Multi-Token Prediction: A Promising New Idea For LLM’s

Teaching LLM's to look farther into the future?
Created on May 1|Last edited on May 1
In recent years, the development of large language models has revolutionized natural language processing, enabling machines to generate human-like text and perform a wide range of language understanding tasks. However, these models still face challenges in generating coherent and contextually appropriate text, especially when it comes to long-range dependencies and decision-making at critical choice points. Enter multi-token prediction—a novel approach that promises to unlock the full potential of language models by considering longer contexts during training.

Next Token Prediction

The standard approach for training large language models is to use a next-token prediction loss, where the model learns to predict the next token in a sequence given the previous tokens.

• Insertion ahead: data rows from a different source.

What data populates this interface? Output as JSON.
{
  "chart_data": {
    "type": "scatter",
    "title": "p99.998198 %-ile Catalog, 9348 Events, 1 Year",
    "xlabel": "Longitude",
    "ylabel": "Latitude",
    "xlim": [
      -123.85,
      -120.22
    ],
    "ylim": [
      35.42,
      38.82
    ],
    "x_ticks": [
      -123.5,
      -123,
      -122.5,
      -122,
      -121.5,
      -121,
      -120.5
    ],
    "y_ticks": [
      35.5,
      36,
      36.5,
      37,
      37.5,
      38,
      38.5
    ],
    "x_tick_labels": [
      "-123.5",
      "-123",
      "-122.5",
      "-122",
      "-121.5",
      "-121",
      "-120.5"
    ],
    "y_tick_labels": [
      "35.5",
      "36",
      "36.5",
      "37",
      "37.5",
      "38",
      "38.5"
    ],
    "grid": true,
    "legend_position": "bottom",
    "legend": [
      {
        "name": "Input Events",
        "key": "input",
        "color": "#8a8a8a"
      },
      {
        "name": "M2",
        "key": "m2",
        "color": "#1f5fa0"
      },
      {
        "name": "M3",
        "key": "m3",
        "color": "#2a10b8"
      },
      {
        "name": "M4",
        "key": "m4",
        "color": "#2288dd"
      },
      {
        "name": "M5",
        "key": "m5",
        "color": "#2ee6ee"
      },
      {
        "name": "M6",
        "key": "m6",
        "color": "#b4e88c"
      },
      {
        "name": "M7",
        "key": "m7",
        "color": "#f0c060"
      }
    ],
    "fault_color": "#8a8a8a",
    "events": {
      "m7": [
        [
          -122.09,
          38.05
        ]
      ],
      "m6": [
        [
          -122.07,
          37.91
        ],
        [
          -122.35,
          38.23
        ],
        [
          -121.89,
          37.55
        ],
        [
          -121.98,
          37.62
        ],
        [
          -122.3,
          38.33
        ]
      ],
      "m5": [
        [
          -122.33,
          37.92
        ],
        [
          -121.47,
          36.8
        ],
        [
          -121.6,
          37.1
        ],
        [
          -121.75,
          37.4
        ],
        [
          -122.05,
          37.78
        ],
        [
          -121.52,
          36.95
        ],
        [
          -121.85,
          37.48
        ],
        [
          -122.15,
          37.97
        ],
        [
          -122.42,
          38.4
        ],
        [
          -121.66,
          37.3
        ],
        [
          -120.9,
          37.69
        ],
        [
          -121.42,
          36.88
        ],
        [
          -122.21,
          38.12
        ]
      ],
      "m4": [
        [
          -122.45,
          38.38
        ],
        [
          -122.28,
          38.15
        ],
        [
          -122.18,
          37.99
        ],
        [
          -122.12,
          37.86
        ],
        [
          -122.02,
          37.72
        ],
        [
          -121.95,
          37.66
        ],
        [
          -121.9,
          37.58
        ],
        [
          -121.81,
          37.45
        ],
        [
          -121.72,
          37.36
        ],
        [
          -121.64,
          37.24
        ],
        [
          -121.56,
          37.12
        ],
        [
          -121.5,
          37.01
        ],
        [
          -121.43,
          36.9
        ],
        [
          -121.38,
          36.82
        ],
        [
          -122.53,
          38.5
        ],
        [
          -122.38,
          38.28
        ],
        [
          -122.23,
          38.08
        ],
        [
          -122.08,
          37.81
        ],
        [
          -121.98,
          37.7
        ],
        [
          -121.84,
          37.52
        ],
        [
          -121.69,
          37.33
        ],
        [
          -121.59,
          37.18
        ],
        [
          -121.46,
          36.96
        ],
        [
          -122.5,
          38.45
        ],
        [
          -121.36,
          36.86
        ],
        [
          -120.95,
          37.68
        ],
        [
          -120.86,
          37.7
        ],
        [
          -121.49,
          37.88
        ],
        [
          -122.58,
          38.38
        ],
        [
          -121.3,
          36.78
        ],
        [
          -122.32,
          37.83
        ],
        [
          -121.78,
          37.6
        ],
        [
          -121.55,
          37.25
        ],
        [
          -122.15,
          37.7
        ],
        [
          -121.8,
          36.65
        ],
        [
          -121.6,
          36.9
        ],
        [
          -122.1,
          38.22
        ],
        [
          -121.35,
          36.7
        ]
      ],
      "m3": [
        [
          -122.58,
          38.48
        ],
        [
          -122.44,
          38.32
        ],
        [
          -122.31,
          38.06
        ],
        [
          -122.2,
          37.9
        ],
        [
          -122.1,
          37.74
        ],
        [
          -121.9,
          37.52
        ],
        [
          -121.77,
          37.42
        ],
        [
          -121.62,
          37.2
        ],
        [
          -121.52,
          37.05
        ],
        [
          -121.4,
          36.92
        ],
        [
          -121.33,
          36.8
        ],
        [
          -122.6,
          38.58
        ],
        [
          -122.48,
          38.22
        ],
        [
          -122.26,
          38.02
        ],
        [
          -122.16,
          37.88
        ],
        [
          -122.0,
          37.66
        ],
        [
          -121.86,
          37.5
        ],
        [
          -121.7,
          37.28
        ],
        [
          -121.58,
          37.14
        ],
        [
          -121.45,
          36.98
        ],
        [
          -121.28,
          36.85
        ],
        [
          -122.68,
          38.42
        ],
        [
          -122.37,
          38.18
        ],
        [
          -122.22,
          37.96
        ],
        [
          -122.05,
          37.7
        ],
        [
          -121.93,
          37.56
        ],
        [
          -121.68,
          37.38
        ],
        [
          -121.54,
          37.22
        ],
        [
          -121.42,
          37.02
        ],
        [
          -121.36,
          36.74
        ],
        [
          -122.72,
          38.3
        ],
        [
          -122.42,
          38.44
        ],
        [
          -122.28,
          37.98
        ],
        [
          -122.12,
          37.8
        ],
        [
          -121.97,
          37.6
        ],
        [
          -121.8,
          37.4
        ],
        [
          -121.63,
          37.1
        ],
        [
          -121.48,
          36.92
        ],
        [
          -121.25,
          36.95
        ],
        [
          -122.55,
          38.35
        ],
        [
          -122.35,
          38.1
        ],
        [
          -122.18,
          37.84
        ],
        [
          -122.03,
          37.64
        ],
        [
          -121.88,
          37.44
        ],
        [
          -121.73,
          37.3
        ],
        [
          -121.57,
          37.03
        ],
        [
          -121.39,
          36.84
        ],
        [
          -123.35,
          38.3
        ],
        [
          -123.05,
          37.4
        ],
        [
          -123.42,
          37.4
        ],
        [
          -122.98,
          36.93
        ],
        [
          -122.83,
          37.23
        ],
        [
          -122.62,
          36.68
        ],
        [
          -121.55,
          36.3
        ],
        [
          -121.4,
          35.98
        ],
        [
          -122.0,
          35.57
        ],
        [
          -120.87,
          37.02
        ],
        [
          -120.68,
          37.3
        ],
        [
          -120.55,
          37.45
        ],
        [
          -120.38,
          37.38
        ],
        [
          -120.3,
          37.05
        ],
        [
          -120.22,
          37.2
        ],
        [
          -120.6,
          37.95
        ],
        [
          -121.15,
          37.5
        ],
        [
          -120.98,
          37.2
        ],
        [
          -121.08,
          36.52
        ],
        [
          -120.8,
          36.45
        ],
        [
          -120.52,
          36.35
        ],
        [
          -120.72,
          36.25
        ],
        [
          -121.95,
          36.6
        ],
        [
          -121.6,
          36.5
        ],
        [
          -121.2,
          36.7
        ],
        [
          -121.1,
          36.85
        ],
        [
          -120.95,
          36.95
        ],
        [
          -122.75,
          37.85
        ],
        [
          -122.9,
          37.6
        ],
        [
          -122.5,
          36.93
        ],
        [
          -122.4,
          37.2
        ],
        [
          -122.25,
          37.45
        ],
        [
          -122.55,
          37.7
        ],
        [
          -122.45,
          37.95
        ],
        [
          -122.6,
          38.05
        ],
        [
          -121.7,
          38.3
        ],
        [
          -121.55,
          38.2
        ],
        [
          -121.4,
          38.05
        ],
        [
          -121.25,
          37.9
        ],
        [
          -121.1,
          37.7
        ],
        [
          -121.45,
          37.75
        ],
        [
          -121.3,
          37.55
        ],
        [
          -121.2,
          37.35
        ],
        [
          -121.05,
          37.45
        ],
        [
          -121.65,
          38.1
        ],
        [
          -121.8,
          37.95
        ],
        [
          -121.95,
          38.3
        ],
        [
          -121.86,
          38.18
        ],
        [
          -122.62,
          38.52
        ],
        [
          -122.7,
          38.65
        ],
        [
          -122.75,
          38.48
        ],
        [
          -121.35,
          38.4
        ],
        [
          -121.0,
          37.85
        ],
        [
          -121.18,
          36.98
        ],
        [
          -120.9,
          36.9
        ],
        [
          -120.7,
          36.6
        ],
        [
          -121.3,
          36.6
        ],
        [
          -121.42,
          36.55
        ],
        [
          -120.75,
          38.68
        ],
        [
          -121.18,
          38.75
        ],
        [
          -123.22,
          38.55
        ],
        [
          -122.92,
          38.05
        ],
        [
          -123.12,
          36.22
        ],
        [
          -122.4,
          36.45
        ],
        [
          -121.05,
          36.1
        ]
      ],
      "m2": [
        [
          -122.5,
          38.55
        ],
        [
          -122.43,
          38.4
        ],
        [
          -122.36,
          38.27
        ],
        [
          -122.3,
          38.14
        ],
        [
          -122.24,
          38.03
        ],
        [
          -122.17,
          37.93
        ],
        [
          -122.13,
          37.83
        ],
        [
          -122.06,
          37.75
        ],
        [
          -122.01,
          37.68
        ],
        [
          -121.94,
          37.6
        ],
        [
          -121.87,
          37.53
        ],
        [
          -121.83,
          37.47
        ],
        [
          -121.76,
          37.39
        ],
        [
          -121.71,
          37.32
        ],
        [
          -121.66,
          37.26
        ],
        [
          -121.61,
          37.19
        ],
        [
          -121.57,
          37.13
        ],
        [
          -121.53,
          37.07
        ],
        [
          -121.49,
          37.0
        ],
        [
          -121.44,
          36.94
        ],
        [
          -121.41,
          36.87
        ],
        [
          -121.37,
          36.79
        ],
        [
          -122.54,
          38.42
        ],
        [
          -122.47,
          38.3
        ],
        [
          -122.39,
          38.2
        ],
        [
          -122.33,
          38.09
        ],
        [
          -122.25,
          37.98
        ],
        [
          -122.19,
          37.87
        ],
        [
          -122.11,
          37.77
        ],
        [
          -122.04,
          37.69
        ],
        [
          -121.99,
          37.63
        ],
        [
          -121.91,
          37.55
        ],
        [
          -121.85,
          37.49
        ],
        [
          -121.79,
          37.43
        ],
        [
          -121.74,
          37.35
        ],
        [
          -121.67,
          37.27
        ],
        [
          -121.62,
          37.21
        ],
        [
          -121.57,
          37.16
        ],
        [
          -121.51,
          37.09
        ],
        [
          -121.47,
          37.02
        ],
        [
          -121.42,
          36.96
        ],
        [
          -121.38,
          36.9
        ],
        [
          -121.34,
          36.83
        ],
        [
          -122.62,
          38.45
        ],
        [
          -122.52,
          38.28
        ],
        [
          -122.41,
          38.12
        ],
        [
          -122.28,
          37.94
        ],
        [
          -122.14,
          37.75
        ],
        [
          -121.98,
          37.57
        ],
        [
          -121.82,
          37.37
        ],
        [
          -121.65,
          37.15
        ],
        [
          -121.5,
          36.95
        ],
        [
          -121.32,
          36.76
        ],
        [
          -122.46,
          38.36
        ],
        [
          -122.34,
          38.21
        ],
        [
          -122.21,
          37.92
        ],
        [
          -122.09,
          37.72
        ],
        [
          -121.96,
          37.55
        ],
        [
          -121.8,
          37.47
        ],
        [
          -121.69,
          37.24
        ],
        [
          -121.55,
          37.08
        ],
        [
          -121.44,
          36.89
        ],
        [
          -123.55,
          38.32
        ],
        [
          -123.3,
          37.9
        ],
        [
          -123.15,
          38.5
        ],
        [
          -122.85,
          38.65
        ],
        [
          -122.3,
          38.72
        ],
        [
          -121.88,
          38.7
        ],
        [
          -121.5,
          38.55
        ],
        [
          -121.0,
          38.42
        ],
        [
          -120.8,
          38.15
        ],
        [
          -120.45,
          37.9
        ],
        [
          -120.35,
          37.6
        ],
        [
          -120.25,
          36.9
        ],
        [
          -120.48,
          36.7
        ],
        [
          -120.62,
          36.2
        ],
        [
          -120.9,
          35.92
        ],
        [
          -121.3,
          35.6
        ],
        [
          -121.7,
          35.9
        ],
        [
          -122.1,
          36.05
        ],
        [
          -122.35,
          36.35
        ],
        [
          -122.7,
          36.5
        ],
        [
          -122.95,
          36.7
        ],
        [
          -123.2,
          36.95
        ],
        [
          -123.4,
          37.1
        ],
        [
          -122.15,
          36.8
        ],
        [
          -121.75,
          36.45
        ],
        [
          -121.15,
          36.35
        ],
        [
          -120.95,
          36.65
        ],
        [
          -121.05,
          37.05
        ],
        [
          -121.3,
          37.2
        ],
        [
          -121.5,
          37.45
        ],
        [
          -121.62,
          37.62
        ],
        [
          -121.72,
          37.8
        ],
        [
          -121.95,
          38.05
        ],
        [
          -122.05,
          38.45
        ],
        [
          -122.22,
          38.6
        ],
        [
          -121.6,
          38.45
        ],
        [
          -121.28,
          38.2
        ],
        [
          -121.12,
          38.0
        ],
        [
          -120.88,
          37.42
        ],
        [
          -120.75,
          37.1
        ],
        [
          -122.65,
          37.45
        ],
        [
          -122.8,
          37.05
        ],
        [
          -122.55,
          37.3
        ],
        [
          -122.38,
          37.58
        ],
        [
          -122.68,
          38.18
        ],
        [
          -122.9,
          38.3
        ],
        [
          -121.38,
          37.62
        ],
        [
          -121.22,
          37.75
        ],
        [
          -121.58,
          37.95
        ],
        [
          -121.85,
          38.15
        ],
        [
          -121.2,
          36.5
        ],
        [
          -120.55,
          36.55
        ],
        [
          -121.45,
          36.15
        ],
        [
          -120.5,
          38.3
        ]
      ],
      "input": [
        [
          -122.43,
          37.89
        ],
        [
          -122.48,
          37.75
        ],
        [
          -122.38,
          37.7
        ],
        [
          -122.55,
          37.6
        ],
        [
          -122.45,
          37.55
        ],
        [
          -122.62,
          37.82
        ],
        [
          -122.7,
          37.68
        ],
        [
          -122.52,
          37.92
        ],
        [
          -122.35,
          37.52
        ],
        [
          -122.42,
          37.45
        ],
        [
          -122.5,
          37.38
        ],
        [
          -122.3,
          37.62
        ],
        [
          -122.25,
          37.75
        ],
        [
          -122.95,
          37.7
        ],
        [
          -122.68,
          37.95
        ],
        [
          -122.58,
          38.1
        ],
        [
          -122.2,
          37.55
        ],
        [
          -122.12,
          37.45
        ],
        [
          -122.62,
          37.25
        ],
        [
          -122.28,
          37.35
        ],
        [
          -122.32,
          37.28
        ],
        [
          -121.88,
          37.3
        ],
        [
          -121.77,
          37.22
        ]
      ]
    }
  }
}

However, the researchers argue that training models to predict multiple future tokens at once can result in higher sample efficiency and better downstream performance.

The Idea

The key idea is that at each position in the training corpus, instead of just predicting the next token, the model is tasked with predicting the following n tokens simultaneously using n independent output heads stacked on top of a shared model trunk. This multi-token prediction is treated as an auxiliary training task.
In their experiments on code and natural language models up to 13 billion parameters, the researchers found that multi-token prediction consistently outperformed the next-token prediction baselines on generative benchmarks, with models solving around 15% more code problems on average. The gains were increasingly pronounced for larger model sizes.

Added Efficiency

Moreover, the additional prediction heads trained via multi-token prediction can be leveraged at inference time to enable faster decoding using techniques like speculative decoding. Their best 4-token prediction model achieved up to 3x speedup without compromising quality.

Core Results

Training large language models to predict multiple future tokens at once (multi-token prediction) instead of just the next token results in better sample efficiency and improved downstream performance. On code benchmarks like MBPP and HumanEval, models trained with 4-token prediction solved around 15% more problems on average compared to next-token prediction baselines. The benefits of multi-token prediction increase with larger model sizes, as their 13B parameter model solved 12% more MBPP problems and 17% more HumanEval problems than a comparable next-token model. Multi-token prediction also enabled faster inference speed by allowing techniques like speculative decoding. For natural language tasks like summarization, multi-token models outperformed next-token baselines, though gains were smaller than on code. Controlled experiments showed multi-token prediction improved acquisition of induction capabilities in smaller models and better generalization on arithmetic tasks compared to scaling.

Why Does this Work?

The researchers hypothesize that multi-token prediction encourages better transfer of information across positions and development of algorithmic reasoning capabilities. Through controlled experiments, they demonstrate that multi-token prediction indeed helps smaller models acquire induction heads and generalize better on arithmetic tasks compared to tripling the model size.
Overall, multi-token prediction is a simple yet effective modification that results in stronger and faster transformer language models at no additional training cost. The researchers hope this work will motivate further exploration of novel auxiliary losses beyond just next-token prediction.